Even under ideal conditions large coral structures tend to grow slowly. They exhibit a wide and often bizarre range of shapes. For instance, sub massive corals look like clumps of stubbed out cigar and have no secondary branches. Table corals look like their namesake and often have fused branches. Foliose coral have broad, plate like portions rising in spirals like spinning wheels. Massive corals are ball shape or boulder like and can be small as an egg or large as a house.
Massive corals increase in size slowly, from between 0.5cm and 2cm per year. However, when the conditions are ideal, some species can grow as much as 4.5cm per year. In contrast to the larger species, branching colonies tend to grow faster, and when conditions are near perfect, can grow vertically by as much as 10cm per year.
Where are corals found?
Corals are found throughout the oceans, from deep, cold waters to shallow tropical waters and are estimated to cover 0.1% of the oceans surface, or about half the size of France. The Indo-Pacific region, which includes the Indian Ocean, Pacific Ocean, Red Sea and Southeast Asia account for 91% of this total. The Atlantic and Caribbean coral reefs account for 7.6%.
Shallow water reefs form only in a zone extending approximately 30 degrees north to 30 degrees south of the equator. The polyps that are the living flesh of coral reefs thrive best in warm waters and struggle to survive at depths below 50 meters. The ideal temperature for most coral reefs is around 26 – 27degrees centigrade.
However, there are rare exceptions. Reefs in the Persian Gulf have adapted to temperatures of 13 degrees centigrade in winter and 38 degrees centigrade in summer. Likewise, deep-water coral forming reefs as far north as Norway are known to exist, though little is known about them.
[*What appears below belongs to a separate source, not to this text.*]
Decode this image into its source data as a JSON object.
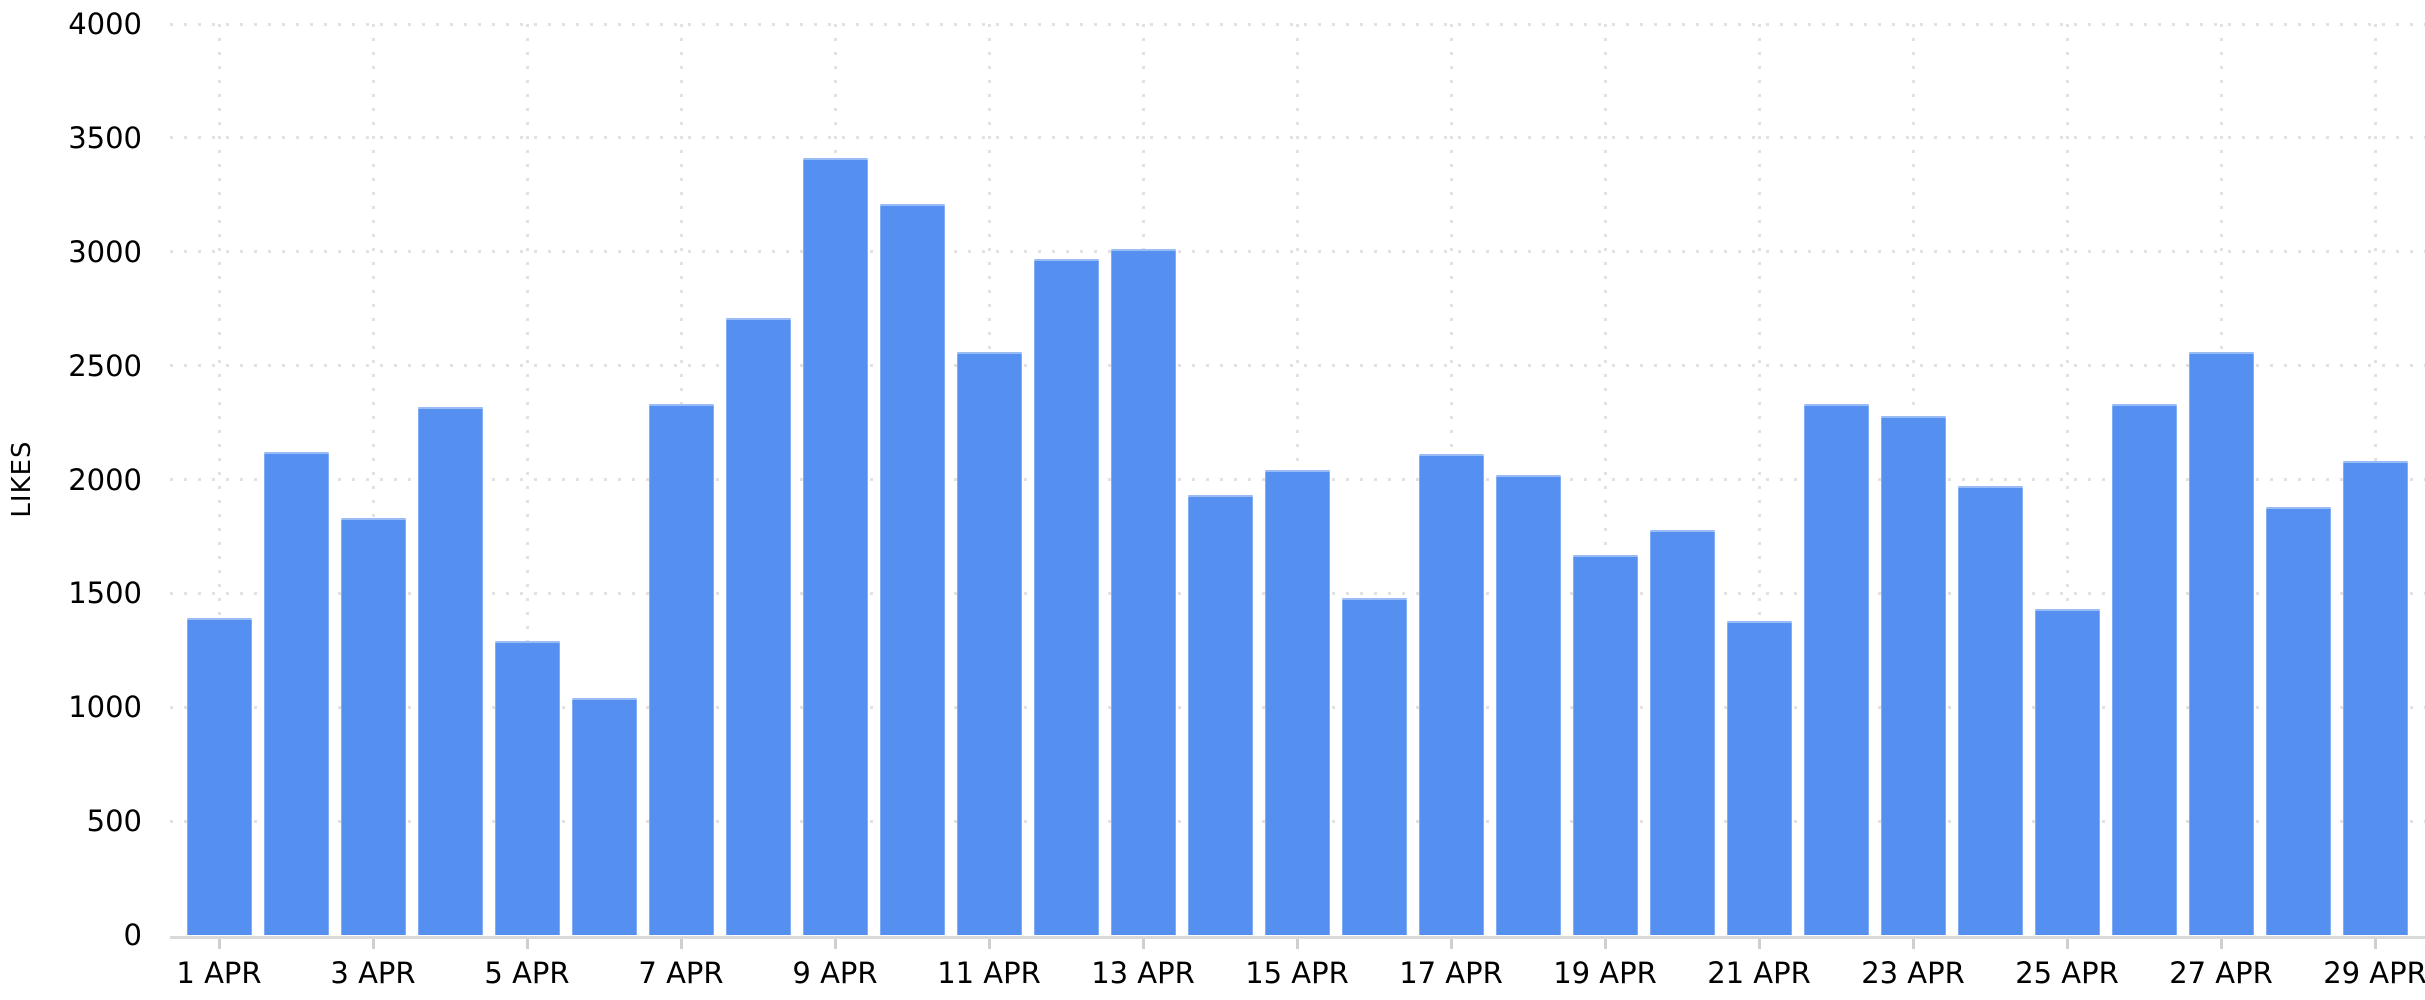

Coral reefs are also rare along the west coasts of Africa and the Americas, due primarily to strong coastal currents that cause sea temperatures to plunge. Corals also struggle to form along the coastline of South Asia – from the Myanmar and Bangladesh borders to the eastern tip of India as well as the coasts of northeastern South America and Bangladesh due to fresh water release from the Amazon and Ganges rivers.
Coral reefs are located in tropical oceans near the equator. Here is a list of destinations to start planning you next travels to and explore the underwater rainforests of our planet.
• Numerous reefs scattered across the Maldives
• The Great Barrier Reef—largest, comprising over 2,900 individual reefs and 900 islands stretching for over 2,600 kilometers (1,600 mi) off Queensland, Australia
• The Mesoamerican Barrier Reef System—second largest, stretching 1,000 kilometers (620 mi) from Isla Contoy at the tip of the Yucatán Peninsula down to the Bay Islands of Honduras
• The New Caledonia Barrier Reef—second longest double barrier reef, covering 1,500 kilometers (930 mi)
• The Andros, Bahamas Barrier Reef—third largest, following the east coast of Andros Island, Bahamas, between Andros and Nassau
• The Red Sea—includes 6000-year-old fringing reefs located around a 2,000 km (1,240 mi) coastline
• The Florida Reef Tract—largest continental US reef and the third largest coral barrier reef system in the world, extends from Soldier Key, located in Biscayne Bay, to the Dry Tortugas in the Gulf of Mexico
• Pulley Ridge—deepest photosynthetic coral reef, Florida
• The Philippines coral reef area, the second largest in Southeast Asia, is estimated at 26,000 square kilometers and holds an extraordinary diversity of species. Scientists have identified 915 reef fish species and more than 400 scleractinian coral species, 12 of which are endemic.
• The Raja Ampat Islands in Indonesia's West Papua province offer the highest known marine diversity.
• Bermuda is known for its northernmost coral reef system, located at 32.4° N and 64.8° W. The presence of coral reefs at this high latitude is due to the proximity of the Gulf Stream. Bermuda has a fairly consistent diversity of coral species, representing a subset of those found in the greater Caribbean.
• The world's northernmost individual coral reef so far discovered is located within a bay of Japan's Tsushima Island in the Korea Strait.
• The world's southernmost coral reef is at Lord Howe Island, in the Pacific Ocean off the east coast of Australia.